Eli Lilly, Amgen join forces to scale production of COVID-19 antibody cocktails

Months of fervid research have whittled away most potential options to treat patients with COVID-19, a group of antibody cocktails still hold promise. Eli Lilly believes so strongly in its contender that it's bringing on a major pharma partner to chip in on production. 

Eli LIlly and Amgen have teamed up to scale manufacturing of future antibody cocktails, including Lilly's LY-CoV-55, in testing to treat COVID-19, the partners said Thursday. 

In a joint statement slim on details, both drugmakers pledged only to "quickly scale up production" of a range of neutralizing antibodies Lilly is studying to treat COVID-19—if any get over the regulatory finish line, that is.

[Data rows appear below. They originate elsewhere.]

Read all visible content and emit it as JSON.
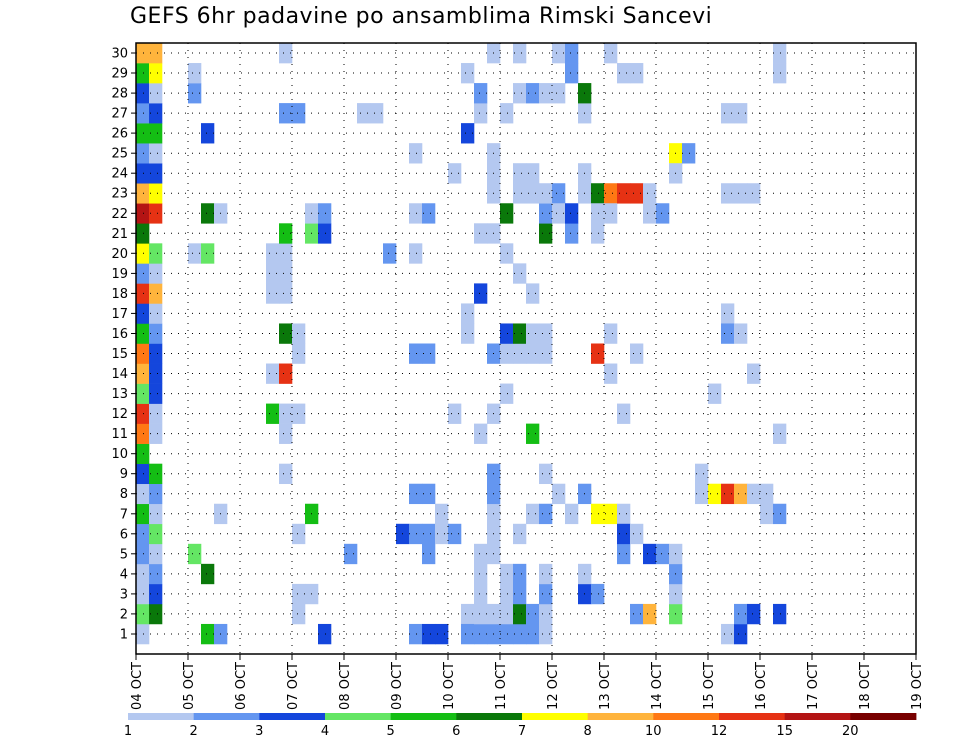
{
  "chart_data": {
    "type": "heatmap",
    "title": "GEFS 6hr padavine po ansamblima Rimski Sancevi",
    "x_labels": [
      "04 OCT",
      "05 OCT",
      "06 OCT",
      "07 OCT",
      "08 OCT",
      "09 OCT",
      "10 OCT",
      "11 OCT",
      "12 OCT",
      "13 OCT",
      "14 OCT",
      "15 OCT",
      "16 OCT",
      "17 OCT",
      "18 OCT",
      "19 OCT"
    ],
    "y_labels": [
      "1",
      "2",
      "3",
      "4",
      "5",
      "6",
      "7",
      "8",
      "9",
      "10",
      "11",
      "12",
      "13",
      "14",
      "15",
      "16",
      "17",
      "18",
      "19",
      "20",
      "21",
      "22",
      "23",
      "24",
      "25",
      "26",
      "27",
      "28",
      "29",
      "30"
    ],
    "colorbar": {
      "colors": [
        "#b4c8f0",
        "#6496f0",
        "#1446dc",
        "#64e664",
        "#14be14",
        "#0a780a",
        "#ffff00",
        "#ffb43c",
        "#ff7814",
        "#e63214",
        "#b41414",
        "#780000"
      ],
      "labels": [
        "1",
        "2",
        "3",
        "4",
        "5",
        "6",
        "7",
        "8",
        "10",
        "12",
        "15",
        "20"
      ]
    },
    "grid": true,
    "cells": [
      [
        0,
        0,
        0
      ],
      [
        0,
        1,
        3
      ],
      [
        0,
        2,
        0
      ],
      [
        0,
        3,
        0
      ],
      [
        0,
        4,
        1
      ],
      [
        0,
        5,
        1
      ],
      [
        0,
        6,
        4
      ],
      [
        0,
        7,
        0
      ],
      [
        0,
        8,
        2
      ],
      [
        0,
        9,
        4
      ],
      [
        0,
        10,
        8
      ],
      [
        0,
        11,
        9
      ],
      [
        0,
        12,
        3
      ],
      [
        0,
        13,
        7
      ],
      [
        0,
        14,
        8
      ],
      [
        0,
        15,
        4
      ],
      [
        0,
        16,
        2
      ],
      [
        0,
        17,
        9
      ],
      [
        0,
        18,
        1
      ],
      [
        0,
        19,
        6
      ],
      [
        0,
        20,
        5
      ],
      [
        0,
        21,
        10
      ],
      [
        0,
        22,
        7
      ],
      [
        0,
        23,
        2
      ],
      [
        0,
        24,
        1
      ],
      [
        0,
        25,
        4
      ],
      [
        0,
        26,
        1
      ],
      [
        0,
        27,
        2
      ],
      [
        0,
        28,
        4
      ],
      [
        0,
        29,
        7
      ],
      [
        1,
        1,
        5
      ],
      [
        1,
        2,
        2
      ],
      [
        1,
        3,
        1
      ],
      [
        1,
        4,
        0
      ],
      [
        1,
        5,
        3
      ],
      [
        1,
        6,
        0
      ],
      [
        1,
        7,
        1
      ],
      [
        1,
        8,
        4
      ],
      [
        1,
        10,
        0
      ],
      [
        1,
        11,
        0
      ],
      [
        1,
        12,
        2
      ],
      [
        1,
        13,
        2
      ],
      [
        1,
        14,
        2
      ],
      [
        1,
        15,
        1
      ],
      [
        1,
        16,
        0
      ],
      [
        1,
        17,
        7
      ],
      [
        1,
        18,
        0
      ],
      [
        1,
        19,
        3
      ],
      [
        1,
        21,
        9
      ],
      [
        1,
        22,
        6
      ],
      [
        1,
        23,
        2
      ],
      [
        1,
        24,
        0
      ],
      [
        1,
        25,
        4
      ],
      [
        1,
        26,
        2
      ],
      [
        1,
        27,
        0
      ],
      [
        1,
        28,
        6
      ],
      [
        1,
        29,
        7
      ],
      [
        4,
        4,
        3
      ],
      [
        4,
        19,
        0
      ],
      [
        4,
        27,
        1
      ],
      [
        4,
        28,
        0
      ],
      [
        5,
        0,
        4
      ],
      [
        5,
        3,
        5
      ],
      [
        5,
        19,
        3
      ],
      [
        5,
        21,
        5
      ],
      [
        5,
        25,
        2
      ],
      [
        6,
        0,
        1
      ],
      [
        6,
        6,
        0
      ],
      [
        6,
        21,
        0
      ],
      [
        10,
        13,
        0
      ],
      [
        10,
        17,
        0
      ],
      [
        10,
        18,
        0
      ],
      [
        10,
        19,
        0
      ],
      [
        11,
        17,
        0
      ],
      [
        11,
        18,
        0
      ],
      [
        11,
        19,
        0
      ],
      [
        11,
        29,
        0
      ],
      [
        10,
        11,
        4
      ],
      [
        11,
        8,
        0
      ],
      [
        11,
        10,
        0
      ],
      [
        11,
        11,
        0
      ],
      [
        11,
        13,
        9
      ],
      [
        11,
        15,
        5
      ],
      [
        11,
        20,
        4
      ],
      [
        11,
        26,
        1
      ],
      [
        12,
        26,
        1
      ],
      [
        12,
        11,
        0
      ],
      [
        12,
        1,
        0
      ],
      [
        12,
        2,
        0
      ],
      [
        12,
        5,
        0
      ],
      [
        12,
        14,
        0
      ],
      [
        12,
        15,
        0
      ],
      [
        13,
        2,
        0
      ],
      [
        13,
        20,
        3
      ],
      [
        13,
        6,
        4
      ],
      [
        13,
        21,
        0
      ],
      [
        14,
        0,
        2
      ],
      [
        14,
        20,
        2
      ],
      [
        14,
        21,
        1
      ],
      [
        16,
        4,
        1
      ],
      [
        17,
        26,
        0
      ],
      [
        18,
        26,
        0
      ],
      [
        19,
        19,
        1
      ],
      [
        20,
        5,
        2
      ],
      [
        21,
        5,
        1
      ],
      [
        22,
        5,
        1
      ],
      [
        21,
        7,
        1
      ],
      [
        22,
        7,
        1
      ],
      [
        21,
        14,
        1
      ],
      [
        22,
        14,
        1
      ],
      [
        21,
        21,
        0
      ],
      [
        21,
        24,
        0
      ],
      [
        22,
        21,
        1
      ],
      [
        21,
        0,
        1
      ],
      [
        22,
        0,
        2
      ],
      [
        23,
        0,
        2
      ],
      [
        21,
        19,
        0
      ],
      [
        22,
        4,
        1
      ],
      [
        23,
        5,
        0
      ],
      [
        23,
        6,
        0
      ],
      [
        24,
        5,
        1
      ],
      [
        24,
        11,
        0
      ],
      [
        25,
        1,
        0
      ],
      [
        25,
        0,
        1
      ],
      [
        25,
        15,
        0
      ],
      [
        25,
        16,
        0
      ],
      [
        24,
        23,
        0
      ],
      [
        25,
        28,
        0
      ],
      [
        26,
        0,
        1
      ],
      [
        26,
        1,
        0
      ],
      [
        26,
        2,
        0
      ],
      [
        26,
        3,
        0
      ],
      [
        26,
        4,
        0
      ],
      [
        26,
        10,
        0
      ],
      [
        26,
        20,
        0
      ],
      [
        26,
        17,
        2
      ],
      [
        26,
        26,
        0
      ],
      [
        26,
        27,
        1
      ],
      [
        25,
        25,
        2
      ],
      [
        27,
        0,
        1
      ],
      [
        27,
        1,
        0
      ],
      [
        27,
        4,
        0
      ],
      [
        27,
        5,
        0
      ],
      [
        27,
        6,
        0
      ],
      [
        27,
        7,
        1
      ],
      [
        27,
        8,
        1
      ],
      [
        27,
        11,
        0
      ],
      [
        27,
        14,
        1
      ],
      [
        27,
        20,
        0
      ],
      [
        27,
        22,
        0
      ],
      [
        27,
        23,
        0
      ],
      [
        27,
        29,
        0
      ],
      [
        27,
        24,
        0
      ],
      [
        28,
        0,
        1
      ],
      [
        28,
        1,
        0
      ],
      [
        28,
        2,
        0
      ],
      [
        28,
        3,
        0
      ],
      [
        28,
        12,
        0
      ],
      [
        28,
        14,
        0
      ],
      [
        28,
        15,
        2
      ],
      [
        28,
        19,
        0
      ],
      [
        28,
        21,
        5
      ],
      [
        28,
        26,
        0
      ],
      [
        29,
        0,
        1
      ],
      [
        29,
        1,
        5
      ],
      [
        29,
        2,
        1
      ],
      [
        29,
        3,
        1
      ],
      [
        29,
        5,
        0
      ],
      [
        29,
        14,
        0
      ],
      [
        29,
        15,
        5
      ],
      [
        29,
        18,
        0
      ],
      [
        29,
        22,
        0
      ],
      [
        29,
        23,
        0
      ],
      [
        29,
        27,
        0
      ],
      [
        29,
        29,
        0
      ],
      [
        30,
        0,
        1
      ],
      [
        30,
        1,
        1
      ],
      [
        30,
        6,
        0
      ],
      [
        30,
        10,
        4
      ],
      [
        30,
        14,
        0
      ],
      [
        30,
        15,
        0
      ],
      [
        30,
        17,
        0
      ],
      [
        30,
        22,
        0
      ],
      [
        30,
        23,
        0
      ],
      [
        30,
        27,
        1
      ],
      [
        31,
        0,
        0
      ],
      [
        31,
        1,
        0
      ],
      [
        31,
        2,
        1
      ],
      [
        31,
        3,
        0
      ],
      [
        31,
        6,
        1
      ],
      [
        31,
        8,
        0
      ],
      [
        31,
        14,
        0
      ],
      [
        31,
        15,
        0
      ],
      [
        31,
        20,
        5
      ],
      [
        31,
        21,
        1
      ],
      [
        31,
        22,
        0
      ],
      [
        31,
        27,
        0
      ],
      [
        32,
        7,
        0
      ],
      [
        32,
        22,
        1
      ],
      [
        32,
        21,
        0
      ],
      [
        32,
        27,
        0
      ],
      [
        32,
        29,
        0
      ],
      [
        33,
        20,
        1
      ],
      [
        33,
        6,
        0
      ],
      [
        33,
        21,
        2
      ],
      [
        33,
        29,
        1
      ],
      [
        33,
        28,
        1
      ],
      [
        34,
        2,
        2
      ],
      [
        34,
        3,
        0
      ],
      [
        34,
        7,
        1
      ],
      [
        34,
        22,
        0
      ],
      [
        34,
        23,
        0
      ],
      [
        34,
        26,
        0
      ],
      [
        34,
        27,
        5
      ],
      [
        35,
        2,
        1
      ],
      [
        35,
        6,
        6
      ],
      [
        35,
        14,
        9
      ],
      [
        35,
        22,
        5
      ],
      [
        35,
        20,
        0
      ],
      [
        35,
        21,
        0
      ],
      [
        36,
        6,
        6
      ],
      [
        36,
        13,
        0
      ],
      [
        36,
        15,
        0
      ],
      [
        36,
        22,
        8
      ],
      [
        36,
        21,
        0
      ],
      [
        36,
        29,
        0
      ],
      [
        37,
        6,
        0
      ],
      [
        37,
        22,
        9
      ],
      [
        37,
        4,
        1
      ],
      [
        37,
        5,
        2
      ],
      [
        37,
        28,
        0
      ],
      [
        37,
        11,
        0
      ],
      [
        38,
        1,
        1
      ],
      [
        38,
        22,
        9
      ],
      [
        38,
        5,
        0
      ],
      [
        38,
        28,
        0
      ],
      [
        38,
        14,
        0
      ],
      [
        39,
        1,
        7
      ],
      [
        39,
        21,
        0
      ],
      [
        39,
        22,
        0
      ],
      [
        39,
        4,
        2
      ],
      [
        40,
        4,
        1
      ],
      [
        40,
        21,
        1
      ],
      [
        41,
        1,
        3
      ],
      [
        41,
        2,
        0
      ],
      [
        41,
        3,
        1
      ],
      [
        41,
        4,
        0
      ],
      [
        41,
        24,
        6
      ],
      [
        41,
        23,
        0
      ],
      [
        42,
        24,
        1
      ],
      [
        43,
        7,
        0
      ],
      [
        43,
        8,
        0
      ],
      [
        44,
        7,
        6
      ],
      [
        45,
        7,
        9
      ],
      [
        46,
        7,
        7
      ],
      [
        47,
        7,
        0
      ],
      [
        45,
        22,
        0
      ],
      [
        46,
        22,
        0
      ],
      [
        47,
        22,
        0
      ],
      [
        44,
        12,
        0
      ],
      [
        45,
        16,
        0
      ],
      [
        45,
        26,
        0
      ],
      [
        46,
        26,
        0
      ],
      [
        45,
        15,
        1
      ],
      [
        46,
        15,
        0
      ],
      [
        45,
        0,
        0
      ],
      [
        46,
        0,
        2
      ],
      [
        46,
        1,
        1
      ],
      [
        47,
        1,
        2
      ],
      [
        47,
        13,
        0
      ],
      [
        48,
        7,
        0
      ],
      [
        48,
        6,
        0
      ],
      [
        49,
        6,
        1
      ],
      [
        49,
        10,
        0
      ],
      [
        49,
        1,
        2
      ],
      [
        49,
        29,
        0
      ],
      [
        49,
        28,
        0
      ]
    ]
  }
}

The most promising of those candidates is LY-CoV-555, an AbCellera-partnered cocktail that entered phase 3 human testing in August. Lilly is also developing LY-CoV016 through a licensing deal with China’s Junshi Biosciences and has launched a phase 2 trial testing a combination of the two in patients with early, mild to moderate COVID-19.

An Amgen spokesman declined in an email to offer further details on the deal. 

So far, Lilly's lead antibody candidate has shown mixed promise in human tests, with data from a phase 2 trial release this week showing two of three tested doses didn't top placebo in reducing patients' viral load at the 11-day mark. 

Only the 2,800-milligram dose met the primary endpoint. The other two doses—700 milligrams and 7,000 milligrams—did no better than placebo. Typically, the highest dose of a drug has the biggest effect.